Al otro día cuando entré en la casilla me encontré con todo hecho mierda. El Faisán incluido. Se ve que mucha gracia no le había causado en serio a Pinino. No está bueno que Pinino ande cabreado.
Ahí fue que a la Lady Di se le ocurrió. Entre ella y Juan Raro hicieron toda la inteligencia. A mí solo me llamaron cuando estuvo listo el laburo. Lo bien que hicieron: si me lo hubieran contado de entrada, jamás hubiera participado.
El nombre del gil que había ganado el Sueño del Pibe lo daban en la propaganda a cada rato. Sebastián Cabrera. Encima decían de dónde era. De Monserrat. Ráfaga no hizo más que ir al cyber, entrar en la guía telefónica, poner Sebastián Cabrera, buscar los Sebastián Cabrera que había en Capital. Había siete y de esos solo uno con dirección en Monserrat. El mismo Ráfaga pidió una cabina y desde ahí llamó haciéndose pasar por un productor de Uniseries para confirmar con el boludo de Sebastián Cabrera cuándo habían quedado para hacer la filmación.

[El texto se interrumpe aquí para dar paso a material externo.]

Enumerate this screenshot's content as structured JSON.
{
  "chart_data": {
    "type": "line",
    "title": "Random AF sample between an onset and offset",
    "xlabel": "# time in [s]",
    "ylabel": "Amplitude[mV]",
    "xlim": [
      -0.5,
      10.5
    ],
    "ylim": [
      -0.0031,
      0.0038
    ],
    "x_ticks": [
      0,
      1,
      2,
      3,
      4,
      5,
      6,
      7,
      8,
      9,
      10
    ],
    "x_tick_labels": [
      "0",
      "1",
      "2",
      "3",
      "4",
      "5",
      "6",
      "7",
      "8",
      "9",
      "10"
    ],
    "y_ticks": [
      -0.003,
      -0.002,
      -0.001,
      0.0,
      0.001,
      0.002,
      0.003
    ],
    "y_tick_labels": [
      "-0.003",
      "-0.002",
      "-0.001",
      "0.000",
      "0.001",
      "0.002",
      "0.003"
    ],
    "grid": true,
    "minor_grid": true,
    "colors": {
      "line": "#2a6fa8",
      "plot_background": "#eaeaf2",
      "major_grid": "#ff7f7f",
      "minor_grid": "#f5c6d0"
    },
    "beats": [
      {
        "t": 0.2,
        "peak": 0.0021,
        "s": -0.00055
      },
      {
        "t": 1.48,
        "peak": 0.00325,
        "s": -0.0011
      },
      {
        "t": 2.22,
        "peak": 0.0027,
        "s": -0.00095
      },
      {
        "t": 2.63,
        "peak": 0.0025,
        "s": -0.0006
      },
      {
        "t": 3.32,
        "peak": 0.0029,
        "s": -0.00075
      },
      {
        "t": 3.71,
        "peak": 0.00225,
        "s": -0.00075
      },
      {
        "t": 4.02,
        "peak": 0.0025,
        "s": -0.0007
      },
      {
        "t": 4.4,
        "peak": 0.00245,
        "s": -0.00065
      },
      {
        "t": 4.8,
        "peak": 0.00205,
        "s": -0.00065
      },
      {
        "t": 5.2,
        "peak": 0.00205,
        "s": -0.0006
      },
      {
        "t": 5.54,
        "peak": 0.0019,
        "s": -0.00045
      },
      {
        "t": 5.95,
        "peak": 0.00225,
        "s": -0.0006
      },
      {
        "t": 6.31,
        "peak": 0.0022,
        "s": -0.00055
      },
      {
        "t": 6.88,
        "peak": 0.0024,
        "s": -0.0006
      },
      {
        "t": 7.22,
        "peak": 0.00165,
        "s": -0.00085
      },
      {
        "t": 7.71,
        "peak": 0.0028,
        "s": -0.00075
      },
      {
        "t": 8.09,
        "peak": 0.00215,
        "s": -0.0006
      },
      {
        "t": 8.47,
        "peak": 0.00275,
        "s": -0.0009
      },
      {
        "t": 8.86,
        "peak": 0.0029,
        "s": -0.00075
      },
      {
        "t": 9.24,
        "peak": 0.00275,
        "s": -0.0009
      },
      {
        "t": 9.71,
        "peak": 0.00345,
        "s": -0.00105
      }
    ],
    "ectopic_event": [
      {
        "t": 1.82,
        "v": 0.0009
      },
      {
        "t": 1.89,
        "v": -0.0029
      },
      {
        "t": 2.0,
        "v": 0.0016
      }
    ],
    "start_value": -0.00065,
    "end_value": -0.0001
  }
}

A eso fuimos con Lady Di, la Cuñataí Güirá, el Faisán, Ráfaga y Juan Raro. Fuimos a cagarle la merienda a Sebastián Cabrera y a su familia y amigos. Fuimos a robarle el sueño del pibe para dárselo a Pinino.
No fue para nada difícil colarnos en el edificio. Solo tocamos el portero quince minutos antes de que llegara el verdadero equipo de Uniseries haciéndonos pasar por ellos. Cuando volvió a sonar otra vez el timbre de ese departamento, empezó el show. Bajó Ráfaga. Les abrió. Los hizo subir en dos tandas por el ascensor. Linda sorpresa se llevaron cuando nos encontraron.
Fuimos rápidos. Les hicimos entender lo que necesitábamos. Que si se portaban bien solo les íbamos a robar unas tres o cuatro horitas de su tiempo. Preguntamos quién era Carozo. Quién lo manejaba. Ahí, linda sorpresa nos llevamos, cuando nos vinimos a enterar que era una mina no mucho más grande que la Cuñataí Güirá.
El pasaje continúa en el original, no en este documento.